We were instructed by a private client to carry out a decay detection survey at a tree at their residential property in Bolton.
The test was carried out on a mature Beech Tree which was located in the main garden of the property. The tree had a visible stem wound extending from the base up to the lower stem. Woundwood was also present and is a new wood that has developed around the wound as a response to this, which is the trees attempt to occlude (seal off) the affected area.
The purpose of the decay detection test was undertaken to assess the internal condition of the tree due to the size and location of the stem wound.
The wood around/within the stem was manually tapped and probed and appeared to reasonably solid. However, due to the location and size of the wound and the positioning of the tree within the garden, three internal tests were undertaken.

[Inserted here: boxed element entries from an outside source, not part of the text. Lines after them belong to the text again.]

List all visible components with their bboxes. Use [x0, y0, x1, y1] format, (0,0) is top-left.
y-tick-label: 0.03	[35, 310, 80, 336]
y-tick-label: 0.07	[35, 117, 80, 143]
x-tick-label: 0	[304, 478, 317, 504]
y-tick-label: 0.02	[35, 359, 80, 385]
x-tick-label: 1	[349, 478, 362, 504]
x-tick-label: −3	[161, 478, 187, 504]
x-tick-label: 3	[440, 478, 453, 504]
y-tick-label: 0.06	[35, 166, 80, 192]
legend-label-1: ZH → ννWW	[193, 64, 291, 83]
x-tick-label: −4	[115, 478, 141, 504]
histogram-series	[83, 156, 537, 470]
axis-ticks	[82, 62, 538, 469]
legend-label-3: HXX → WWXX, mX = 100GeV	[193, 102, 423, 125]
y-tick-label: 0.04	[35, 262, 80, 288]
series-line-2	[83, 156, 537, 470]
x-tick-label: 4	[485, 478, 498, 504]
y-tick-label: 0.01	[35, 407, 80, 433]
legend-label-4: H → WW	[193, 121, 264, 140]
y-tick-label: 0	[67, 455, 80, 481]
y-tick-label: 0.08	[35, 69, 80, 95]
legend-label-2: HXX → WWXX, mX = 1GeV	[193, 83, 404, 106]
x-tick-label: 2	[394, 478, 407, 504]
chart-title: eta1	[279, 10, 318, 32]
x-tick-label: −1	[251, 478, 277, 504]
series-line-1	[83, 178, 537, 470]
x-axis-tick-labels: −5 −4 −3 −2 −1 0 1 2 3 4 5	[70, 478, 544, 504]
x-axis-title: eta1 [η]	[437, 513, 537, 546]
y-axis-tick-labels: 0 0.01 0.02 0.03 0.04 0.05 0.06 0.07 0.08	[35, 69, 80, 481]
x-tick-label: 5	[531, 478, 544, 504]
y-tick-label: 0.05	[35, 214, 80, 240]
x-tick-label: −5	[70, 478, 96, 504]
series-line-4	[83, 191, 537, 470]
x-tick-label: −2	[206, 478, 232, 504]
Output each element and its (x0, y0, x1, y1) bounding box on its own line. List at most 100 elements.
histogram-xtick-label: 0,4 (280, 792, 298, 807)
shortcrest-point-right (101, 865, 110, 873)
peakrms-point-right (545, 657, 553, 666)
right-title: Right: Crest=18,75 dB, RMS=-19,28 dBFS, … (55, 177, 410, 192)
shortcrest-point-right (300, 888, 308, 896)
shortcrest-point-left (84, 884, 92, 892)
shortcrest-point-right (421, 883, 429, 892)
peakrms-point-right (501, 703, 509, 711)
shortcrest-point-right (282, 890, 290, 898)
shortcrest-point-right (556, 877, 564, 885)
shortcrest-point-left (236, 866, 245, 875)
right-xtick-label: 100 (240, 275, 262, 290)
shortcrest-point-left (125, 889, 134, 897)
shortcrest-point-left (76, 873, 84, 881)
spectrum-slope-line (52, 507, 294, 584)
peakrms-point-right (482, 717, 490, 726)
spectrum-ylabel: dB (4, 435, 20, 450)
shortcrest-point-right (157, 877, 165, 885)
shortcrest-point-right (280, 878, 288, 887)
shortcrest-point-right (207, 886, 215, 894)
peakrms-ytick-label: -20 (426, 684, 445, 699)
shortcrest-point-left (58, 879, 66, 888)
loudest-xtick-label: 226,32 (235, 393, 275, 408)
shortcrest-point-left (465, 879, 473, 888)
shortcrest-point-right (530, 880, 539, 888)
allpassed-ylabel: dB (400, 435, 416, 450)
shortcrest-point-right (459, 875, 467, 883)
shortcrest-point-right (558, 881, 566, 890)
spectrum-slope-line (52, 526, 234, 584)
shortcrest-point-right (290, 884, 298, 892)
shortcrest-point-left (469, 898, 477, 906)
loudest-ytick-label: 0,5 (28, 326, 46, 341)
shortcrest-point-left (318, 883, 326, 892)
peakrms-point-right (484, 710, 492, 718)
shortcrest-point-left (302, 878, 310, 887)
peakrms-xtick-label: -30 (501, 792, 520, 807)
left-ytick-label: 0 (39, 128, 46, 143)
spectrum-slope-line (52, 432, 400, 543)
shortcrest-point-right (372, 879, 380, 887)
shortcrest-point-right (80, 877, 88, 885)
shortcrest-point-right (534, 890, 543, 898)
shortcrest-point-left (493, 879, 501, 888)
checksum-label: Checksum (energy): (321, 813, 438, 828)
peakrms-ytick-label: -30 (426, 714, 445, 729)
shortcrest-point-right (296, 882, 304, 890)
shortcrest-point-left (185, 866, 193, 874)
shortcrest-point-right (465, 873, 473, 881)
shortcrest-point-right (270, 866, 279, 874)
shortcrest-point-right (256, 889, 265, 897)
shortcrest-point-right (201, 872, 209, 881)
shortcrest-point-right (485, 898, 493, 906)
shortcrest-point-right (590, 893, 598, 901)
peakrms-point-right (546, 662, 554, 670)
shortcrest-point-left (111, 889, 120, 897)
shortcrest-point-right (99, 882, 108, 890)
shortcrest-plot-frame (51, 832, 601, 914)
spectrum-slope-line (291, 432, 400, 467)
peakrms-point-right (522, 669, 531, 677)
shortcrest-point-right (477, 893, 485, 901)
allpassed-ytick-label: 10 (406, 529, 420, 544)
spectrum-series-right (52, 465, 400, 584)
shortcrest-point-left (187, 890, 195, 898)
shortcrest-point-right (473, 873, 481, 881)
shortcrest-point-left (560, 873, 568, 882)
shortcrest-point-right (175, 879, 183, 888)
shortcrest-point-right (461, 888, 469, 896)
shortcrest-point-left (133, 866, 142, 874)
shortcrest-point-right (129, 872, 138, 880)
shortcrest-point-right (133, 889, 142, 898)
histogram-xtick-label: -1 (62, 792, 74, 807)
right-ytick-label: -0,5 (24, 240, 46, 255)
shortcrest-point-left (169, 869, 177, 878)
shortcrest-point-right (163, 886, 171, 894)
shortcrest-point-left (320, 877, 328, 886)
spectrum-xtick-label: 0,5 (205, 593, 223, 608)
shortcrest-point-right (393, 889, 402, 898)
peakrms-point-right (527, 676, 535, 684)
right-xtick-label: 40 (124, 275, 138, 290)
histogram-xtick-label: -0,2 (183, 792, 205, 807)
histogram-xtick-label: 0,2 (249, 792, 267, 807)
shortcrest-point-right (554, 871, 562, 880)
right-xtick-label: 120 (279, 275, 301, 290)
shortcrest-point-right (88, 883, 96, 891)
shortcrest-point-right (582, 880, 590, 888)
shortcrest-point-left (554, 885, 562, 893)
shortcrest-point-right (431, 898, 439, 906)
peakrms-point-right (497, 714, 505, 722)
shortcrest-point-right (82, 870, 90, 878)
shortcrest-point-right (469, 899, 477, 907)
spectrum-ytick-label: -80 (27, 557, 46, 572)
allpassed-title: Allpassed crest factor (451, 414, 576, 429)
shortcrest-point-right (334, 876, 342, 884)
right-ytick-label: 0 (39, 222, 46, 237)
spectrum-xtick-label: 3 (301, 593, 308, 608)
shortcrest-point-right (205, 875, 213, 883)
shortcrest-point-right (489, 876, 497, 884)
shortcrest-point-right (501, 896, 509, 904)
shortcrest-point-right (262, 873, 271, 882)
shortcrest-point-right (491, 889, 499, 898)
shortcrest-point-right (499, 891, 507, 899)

The three test results indicated that there were no areas of internal decay and showed solid, healthy wood. Based on the results, the wound and associated decay did not penetrate deep into the stem of the tree and no significant internal issues were evident. As the tree canopy also appeared healthy and there were no other structural defects observed, based on the visual assessment combined with the result obtained from the decay detection test, the tree was considered to be structurally sound at the time.
However, as a precaution, our consultant advised that the wound be monitored during the later summer/autumn months for any signs of fungi/fruiting bodies. An arboriculturist should be notified and/or photos taken and forwarded on should this occur. Similarly, any changes in the tree canopy (early leaf fall, discolouration or sparse foliage etc) should be referred to an arboriculturist.